California children practice self-protection in an earthquake drill. Annual preparedness exercises are held in California, and more states will join this year.

The Earth “rang like a bell” when one of the greatest earthquakes ever recorded struck the eastern coast of Japan and sent shock waves to monitoring stations around the globe. What science learns from the March 11 data will help all nations better understand, prepare for and protect themselves from the damage such violent natural phenomena can do.

David Applegate, a scientist at the U.S. Geological Survey, said analysis of the waves of motion and their timing at various points around the globe can help communities develop greater awareness of their vulnerability to earthquakes and adopt stronger standards for construction that will withstand shaking.

“There is quite a bit that can be done in terms of making our communities more resilient,” Applegate said at an April 21 press briefing, “whether it is in terms of building codes, preparedness or the rapidity and richness of information we have for response.”

Applegate said the Japanese operate the world’s most sophisticated earthquake warning system. With constant surveillance of seismic activity, the system sets off alarms when shaking is detected.
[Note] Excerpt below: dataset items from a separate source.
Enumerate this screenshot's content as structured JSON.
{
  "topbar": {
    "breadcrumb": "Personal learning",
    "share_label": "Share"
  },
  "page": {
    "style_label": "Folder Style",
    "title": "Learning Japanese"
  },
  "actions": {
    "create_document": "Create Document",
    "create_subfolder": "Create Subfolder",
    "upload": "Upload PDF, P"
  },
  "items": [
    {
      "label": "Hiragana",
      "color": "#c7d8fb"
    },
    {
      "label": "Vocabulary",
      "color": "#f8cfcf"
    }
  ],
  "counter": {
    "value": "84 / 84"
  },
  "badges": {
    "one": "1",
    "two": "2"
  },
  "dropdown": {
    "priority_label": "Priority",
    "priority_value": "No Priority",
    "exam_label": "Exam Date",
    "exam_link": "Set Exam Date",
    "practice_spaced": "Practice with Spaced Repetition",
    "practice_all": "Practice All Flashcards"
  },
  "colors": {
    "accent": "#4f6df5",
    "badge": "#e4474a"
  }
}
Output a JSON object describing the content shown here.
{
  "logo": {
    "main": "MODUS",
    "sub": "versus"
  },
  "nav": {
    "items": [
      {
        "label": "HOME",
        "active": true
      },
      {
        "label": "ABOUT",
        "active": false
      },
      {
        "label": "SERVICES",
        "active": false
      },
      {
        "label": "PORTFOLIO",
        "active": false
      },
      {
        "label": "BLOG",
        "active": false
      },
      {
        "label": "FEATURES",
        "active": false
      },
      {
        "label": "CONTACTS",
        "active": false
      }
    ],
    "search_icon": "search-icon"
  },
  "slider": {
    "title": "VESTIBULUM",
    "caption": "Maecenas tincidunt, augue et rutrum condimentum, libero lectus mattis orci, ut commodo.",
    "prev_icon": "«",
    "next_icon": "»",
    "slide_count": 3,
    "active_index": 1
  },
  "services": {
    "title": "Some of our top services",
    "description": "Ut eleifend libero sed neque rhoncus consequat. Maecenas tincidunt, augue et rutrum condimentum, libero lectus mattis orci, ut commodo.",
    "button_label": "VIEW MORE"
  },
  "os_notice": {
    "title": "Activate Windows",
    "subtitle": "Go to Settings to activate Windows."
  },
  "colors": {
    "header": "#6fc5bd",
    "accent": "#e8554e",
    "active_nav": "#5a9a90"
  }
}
Those alarms give warning, perhaps only seconds, but enough time for actions to lessen damage or protect life in the moments between the Earth’s sudden rumble at one point and the arrival of the shaking at points distant from the quake site.

“You’re trying to outrun the seismic waves with your system,” Applegate said. For instance, in the recent Great Eastern Japan quake, the movement of tectonic plates occurred beneath the ocean floor off the coast of Japan. The alarm sent out by the early warning system allowed enough time for the country’s magnetic trains to be halted, providing greater protection from derailment of trains filled with passengers.

The U.S. Geological Survey (USGS) has developed several tools that Applegate says should help emergency responders better prepare for earthquakes and recognize the points where their communities have the greatest vulnerabilities. For instance, USGS produces a “ShakeMap” after an event that measures and displays seismic activity and its severity. The ShakeMap is combined with a geographic map of a community to create a ShakeCast, which will allow identification of the bridges, highway overpasses and other structures that could be the most vulnerable to shaking and have the greatest potential for casualties.

In a moment of crisis, invariably accompanied by a breakdown in communications, Applegate says, this tool can help emergency responders decide where to send the ambulances first or understand where roads have been made impassable. He says the tool is being used in earthquake-prone California and by other state departments of transportation.

“It’s being used by the [U.S.] Veterans Administration for hospitals, and it is being used internationally as well by a number of different entities to be able to make information actionable and to improve the rapidity of their response,” Applegate said.

The tremendous economic losses and a death toll in excess of 300,000 caused by the 2010 earthquake in Haiti demonstrate the importance of preparedness. Haiti had not experienced a serious quake for more than 200 years. Efforts of recent decades to map earthquake likelihood around the globe did not account for great quakes of the distant past, so awareness that such a thing could happen in Haiti was low.

USGS is collaborating with an international effort being led by Italy to create a Global Earthquake Model, Applegate said. It “is a very important effort going forward,” he said. The project aims to map seismic activity — present and historical — everywhere on the globe so that all countries will better understand the possibility of an event and their vulnerability.